As always, even on a rare model like the "Arbalète" chests of drawers, we find different levels of quality. Our chest of drawers is veneered with a single superb precious wood, king wood. The apparent sobriety of the marquetry hides a complex work of frieze, with multiple frames executed with a precision that attests to the work of a master. The kingwood was chosen without defect, and its superb reddish-brown color brings out the exceptional quality of the finely chiseled and gilded bronzes. It should be noted that the bronzes have been simply cleaned and that, for once, their "Gold Varnish" is original.
This chest of drawers opens with five drawers on three rows, as a small drawer is hidden between the two upper drawers. The uprights are "pinched", sharpening the line of the furniture. The sides flare slightly outwards, which in 1730 was a great novelty breaking with the still straight sides of the french Regency.

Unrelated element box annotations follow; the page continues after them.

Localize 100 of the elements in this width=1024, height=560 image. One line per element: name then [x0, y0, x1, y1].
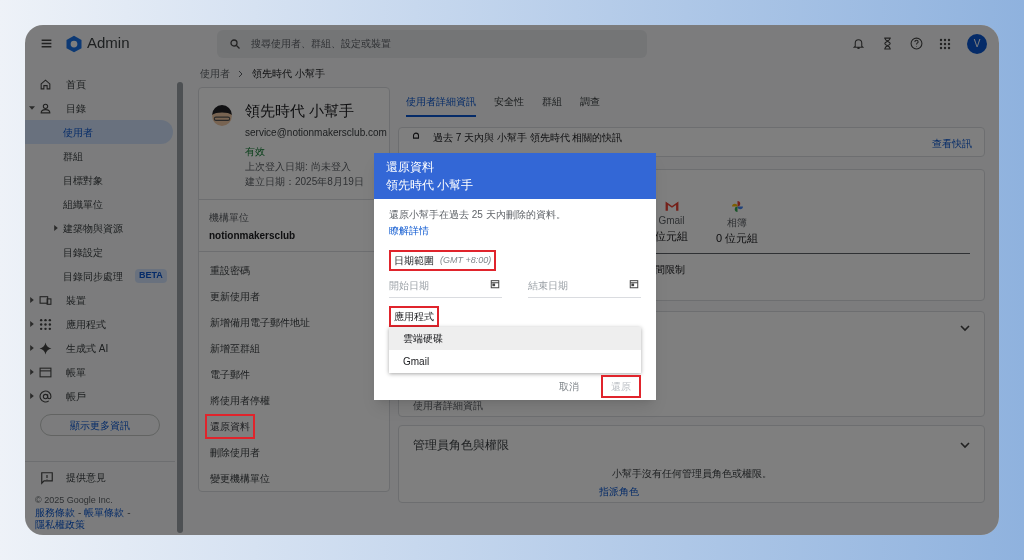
assign-role-link[interactable]: 指派角色	[599, 484, 970, 499]
tab[interactable]: 安全性	[494, 94, 524, 117]
roles-title: 管理員角色與權限	[413, 437, 509, 454]
sidebar-subitem-label: 群組	[63, 149, 83, 164]
sidebar-item[interactable]: 帳戶	[66, 388, 86, 404]
caret-icon[interactable]	[29, 393, 35, 399]
user-email: service@notionmakersclub.com	[245, 125, 387, 140]
scrollbar[interactable]	[177, 82, 183, 533]
sidebar-subitem[interactable]: 使用者	[25, 120, 173, 144]
dialog-description: 還原小幫手在過去 25 天內刪除的資料。	[389, 208, 567, 222]
footer-link[interactable]: 帳單條款	[84, 507, 125, 519]
apps-label: 應用程式	[389, 306, 439, 327]
sidebar-item[interactable]: 應用程式	[66, 316, 106, 332]
bell-icon[interactable]	[852, 37, 865, 50]
caret-icon[interactable]	[29, 321, 35, 327]
sidebar-subitem[interactable]: 目錄同步處理 BETA	[25, 264, 173, 288]
user-action-link[interactable]: 更新使用者	[205, 284, 265, 309]
storage-value: 位元組	[655, 229, 688, 244]
bell-icon	[411, 130, 421, 142]
created-date-text: 建立日期：2025年8月19日	[245, 174, 365, 189]
sidebar-item[interactable]: 首頁	[66, 76, 86, 92]
apps-grid-icon[interactable]	[939, 37, 951, 50]
user-action-link[interactable]: 重設密碼	[205, 258, 255, 283]
org-unit-label: 機構單位	[209, 210, 250, 225]
beta-badge: BETA	[135, 269, 167, 283]
storage-note: 間限制	[655, 262, 686, 277]
help-icon[interactable]	[910, 37, 923, 50]
user-action-link[interactable]: 刪除使用者	[205, 440, 265, 465]
dialog-subtitle: 領先時代 小幫手	[386, 177, 475, 194]
tab[interactable]: 調查	[580, 94, 600, 117]
sparkle-icon	[39, 341, 52, 355]
menu-option[interactable]: Gmail	[389, 350, 641, 373]
caret-icon[interactable]	[29, 369, 35, 375]
tab[interactable]: 群組	[542, 94, 562, 117]
feedback-link[interactable]: 提供意見	[66, 470, 106, 485]
date-field[interactable]: 開始日期	[389, 274, 502, 298]
calendar-icon[interactable]	[629, 279, 639, 289]
date-field[interactable]: 結束日期	[528, 274, 641, 298]
view-alerts-link[interactable]: 查看快訊	[932, 136, 972, 151]
chevron-right-icon	[238, 69, 244, 78]
footer-link[interactable]: 隱私權政策	[35, 519, 85, 531]
storage-app-label: Gmail	[658, 214, 685, 228]
sidebar-item[interactable]: 生成式 AI	[66, 340, 109, 356]
apps-icon	[39, 317, 52, 331]
alert-text: 過去 7 天內與 小幫手 領先時代 相關的快訊	[433, 131, 623, 145]
chevron-down-icon[interactable]	[960, 441, 970, 449]
sidebar-subitem-label: 使用者	[63, 125, 93, 140]
dialog-title: 還原資料	[386, 159, 435, 176]
logo-icon	[65, 34, 83, 53]
hourglass-icon[interactable]	[881, 37, 894, 50]
search-icon	[229, 37, 241, 50]
details-text: 使用者詳細資訊	[413, 399, 484, 413]
footer-link[interactable]: 服務條款	[35, 507, 75, 519]
user-action-link[interactable]: 變更機構單位	[205, 466, 275, 491]
user-name: 領先時代 小幫手	[245, 101, 356, 121]
sidebar-item[interactable]: 目錄	[66, 100, 86, 116]
timezone-text: (GMT +8:00)	[440, 253, 492, 267]
feedback-icon[interactable]	[40, 470, 54, 485]
user-action-link[interactable]: 電子郵件	[205, 362, 255, 387]
person-icon	[39, 101, 52, 115]
caret-icon[interactable]	[53, 225, 59, 231]
user-action-link[interactable]: 將使用者停權	[205, 388, 275, 413]
chevron-down-icon[interactable]	[960, 324, 970, 332]
cancel-button[interactable]: 取消	[549, 375, 589, 398]
sidebar-item[interactable]: 帳單	[66, 364, 86, 380]
sidebar-subitem[interactable]: 目標對象	[25, 168, 173, 192]
user-action-link[interactable]: 還原資料	[205, 414, 255, 439]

The interiors of the drawers confirm an important order: the fine carvings were executed in the most beautiful walnut. The marble, with double "bec de corbin" is original. Veined with gray and brown, this "Rance de Belgique" was imported from Flanders at the beginning of the 18th century.
This chest of drawers has just been perfectly restored. Its state of conservation is remarkable because almost all of its veneer is original, as well as the bronzes and their gilding, the frame, the interiors of drawers and the marble.